The Museum uses its range of expertise and wide variety of specimens to promote the Life Sciences to communities outside the King’s College through Open Days and especially to local schools through a series of workshops.
Outreach to schools
The workshops offer hands-on experiences of some of the museum specimens. Subjects offered at GCSE level include biodiversity and evolution, limbs and locomotion, insects and pollination. At A level, topics include teeth their evolution and care and also primates and the emergence of man. Lively discussions are part of the Museum visit and pupils enjoy the opportunity to handle real specimens.
Workshops take place on certain Thursday afternoons and are arranged through schools. As space in the Museum is limited, we take up to 16 attendees for any one workshop. This allows work in small groups and enables everyone to have the opportunity to interact with the specimens.
Outreach to the wider community
The Museum is visited by potential students and their parents on college recruitment open days and by other groups through arrangement. There is generally an open day each year for the general public. These have a particular theme and include activities for children.
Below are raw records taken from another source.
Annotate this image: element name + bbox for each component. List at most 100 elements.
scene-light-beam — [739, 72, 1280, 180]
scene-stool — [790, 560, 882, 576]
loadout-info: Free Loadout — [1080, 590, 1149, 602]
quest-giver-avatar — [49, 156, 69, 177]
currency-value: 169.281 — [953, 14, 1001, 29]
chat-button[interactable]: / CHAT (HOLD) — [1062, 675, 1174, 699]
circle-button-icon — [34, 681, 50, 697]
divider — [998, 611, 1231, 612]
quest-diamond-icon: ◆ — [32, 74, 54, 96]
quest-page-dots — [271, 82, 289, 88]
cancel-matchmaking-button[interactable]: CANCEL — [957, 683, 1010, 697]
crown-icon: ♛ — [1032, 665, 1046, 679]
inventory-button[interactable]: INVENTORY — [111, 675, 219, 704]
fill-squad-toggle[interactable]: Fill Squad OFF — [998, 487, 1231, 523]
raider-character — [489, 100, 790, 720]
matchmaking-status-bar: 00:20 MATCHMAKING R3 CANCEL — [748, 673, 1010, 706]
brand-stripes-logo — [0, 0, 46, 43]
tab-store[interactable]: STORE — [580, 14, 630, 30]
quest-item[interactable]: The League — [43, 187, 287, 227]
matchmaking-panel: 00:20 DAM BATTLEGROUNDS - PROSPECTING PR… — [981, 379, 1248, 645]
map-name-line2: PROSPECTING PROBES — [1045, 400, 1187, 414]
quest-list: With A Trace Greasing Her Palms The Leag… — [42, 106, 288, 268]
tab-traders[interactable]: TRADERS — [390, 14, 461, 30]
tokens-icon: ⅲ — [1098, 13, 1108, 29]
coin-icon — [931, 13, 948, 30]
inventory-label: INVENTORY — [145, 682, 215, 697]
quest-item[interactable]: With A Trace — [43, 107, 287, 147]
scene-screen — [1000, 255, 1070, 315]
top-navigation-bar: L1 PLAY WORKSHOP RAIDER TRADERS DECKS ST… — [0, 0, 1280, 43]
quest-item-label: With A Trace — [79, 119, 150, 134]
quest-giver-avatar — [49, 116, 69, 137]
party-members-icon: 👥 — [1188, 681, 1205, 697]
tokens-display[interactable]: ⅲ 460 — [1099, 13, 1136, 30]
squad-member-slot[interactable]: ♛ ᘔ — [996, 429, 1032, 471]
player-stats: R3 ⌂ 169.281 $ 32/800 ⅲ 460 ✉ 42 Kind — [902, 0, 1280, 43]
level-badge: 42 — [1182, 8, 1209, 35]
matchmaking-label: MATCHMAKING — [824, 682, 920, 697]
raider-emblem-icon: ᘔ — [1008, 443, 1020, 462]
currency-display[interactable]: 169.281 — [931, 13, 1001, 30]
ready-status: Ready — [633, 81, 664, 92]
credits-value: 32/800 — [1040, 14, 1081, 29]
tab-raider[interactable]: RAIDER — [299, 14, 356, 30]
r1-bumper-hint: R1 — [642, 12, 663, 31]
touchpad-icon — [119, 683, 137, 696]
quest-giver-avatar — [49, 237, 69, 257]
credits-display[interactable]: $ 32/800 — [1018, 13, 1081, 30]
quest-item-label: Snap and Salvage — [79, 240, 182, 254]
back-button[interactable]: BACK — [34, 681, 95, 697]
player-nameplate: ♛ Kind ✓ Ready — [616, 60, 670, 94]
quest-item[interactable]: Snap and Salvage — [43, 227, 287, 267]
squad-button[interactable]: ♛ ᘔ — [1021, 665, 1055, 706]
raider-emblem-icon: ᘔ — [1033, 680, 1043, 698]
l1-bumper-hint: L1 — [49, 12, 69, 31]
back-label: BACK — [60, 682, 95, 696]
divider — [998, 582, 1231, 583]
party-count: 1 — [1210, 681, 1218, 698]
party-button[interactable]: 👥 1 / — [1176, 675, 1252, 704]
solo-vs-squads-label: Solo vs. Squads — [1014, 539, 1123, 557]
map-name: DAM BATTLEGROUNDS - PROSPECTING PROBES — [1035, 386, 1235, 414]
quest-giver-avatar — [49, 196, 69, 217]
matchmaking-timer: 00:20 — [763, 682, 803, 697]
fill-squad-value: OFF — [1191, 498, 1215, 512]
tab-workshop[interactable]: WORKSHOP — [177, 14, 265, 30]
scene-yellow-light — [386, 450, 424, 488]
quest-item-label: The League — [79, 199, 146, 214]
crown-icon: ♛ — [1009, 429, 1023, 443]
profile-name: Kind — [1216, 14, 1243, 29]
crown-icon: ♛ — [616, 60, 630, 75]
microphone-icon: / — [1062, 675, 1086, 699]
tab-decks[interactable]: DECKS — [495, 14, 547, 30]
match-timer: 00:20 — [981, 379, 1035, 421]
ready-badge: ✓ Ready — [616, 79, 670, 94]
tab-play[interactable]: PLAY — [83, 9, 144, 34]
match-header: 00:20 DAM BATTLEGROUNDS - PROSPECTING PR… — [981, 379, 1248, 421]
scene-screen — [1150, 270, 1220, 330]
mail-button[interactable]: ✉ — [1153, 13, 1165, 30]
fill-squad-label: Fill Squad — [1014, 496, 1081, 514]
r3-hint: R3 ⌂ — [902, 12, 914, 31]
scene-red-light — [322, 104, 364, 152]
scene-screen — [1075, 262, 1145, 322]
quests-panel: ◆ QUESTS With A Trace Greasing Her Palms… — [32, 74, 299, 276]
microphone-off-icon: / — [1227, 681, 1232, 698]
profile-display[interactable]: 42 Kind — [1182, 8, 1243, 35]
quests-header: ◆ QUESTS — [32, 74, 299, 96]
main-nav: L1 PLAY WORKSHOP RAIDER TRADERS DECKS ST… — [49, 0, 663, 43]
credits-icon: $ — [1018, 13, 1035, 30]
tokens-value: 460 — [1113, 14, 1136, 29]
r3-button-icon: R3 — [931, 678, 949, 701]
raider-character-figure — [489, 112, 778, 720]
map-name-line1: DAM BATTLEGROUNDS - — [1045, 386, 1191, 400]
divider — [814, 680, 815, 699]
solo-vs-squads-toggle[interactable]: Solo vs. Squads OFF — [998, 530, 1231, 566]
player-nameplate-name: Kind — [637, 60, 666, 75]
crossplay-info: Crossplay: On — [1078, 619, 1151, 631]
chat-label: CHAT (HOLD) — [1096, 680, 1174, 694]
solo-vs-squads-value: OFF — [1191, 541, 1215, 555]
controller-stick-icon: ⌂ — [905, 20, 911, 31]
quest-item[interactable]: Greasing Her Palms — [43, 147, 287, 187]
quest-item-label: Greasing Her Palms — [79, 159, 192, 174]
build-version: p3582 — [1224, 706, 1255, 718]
A novel venture for the museum some years ago was involvement in a local community scheme to produce a temporary urban ‘Pop-up’ Physic Garden in a derelict site near to the Guy’s Campus of King’s College. Photographs of some of the Museum’s Pharmacy Herbarium specimens were Included in the garden.
Opening of the museum during the Open House Festival is an annual event. The Museum is open to the general public for one or two days during the September festival period. Visitors are interested in the architecture as well as the specimens.
A small group of artists regularly comes to the museum to depict specimens in different media and individual artists come for specific purposes by arrangement.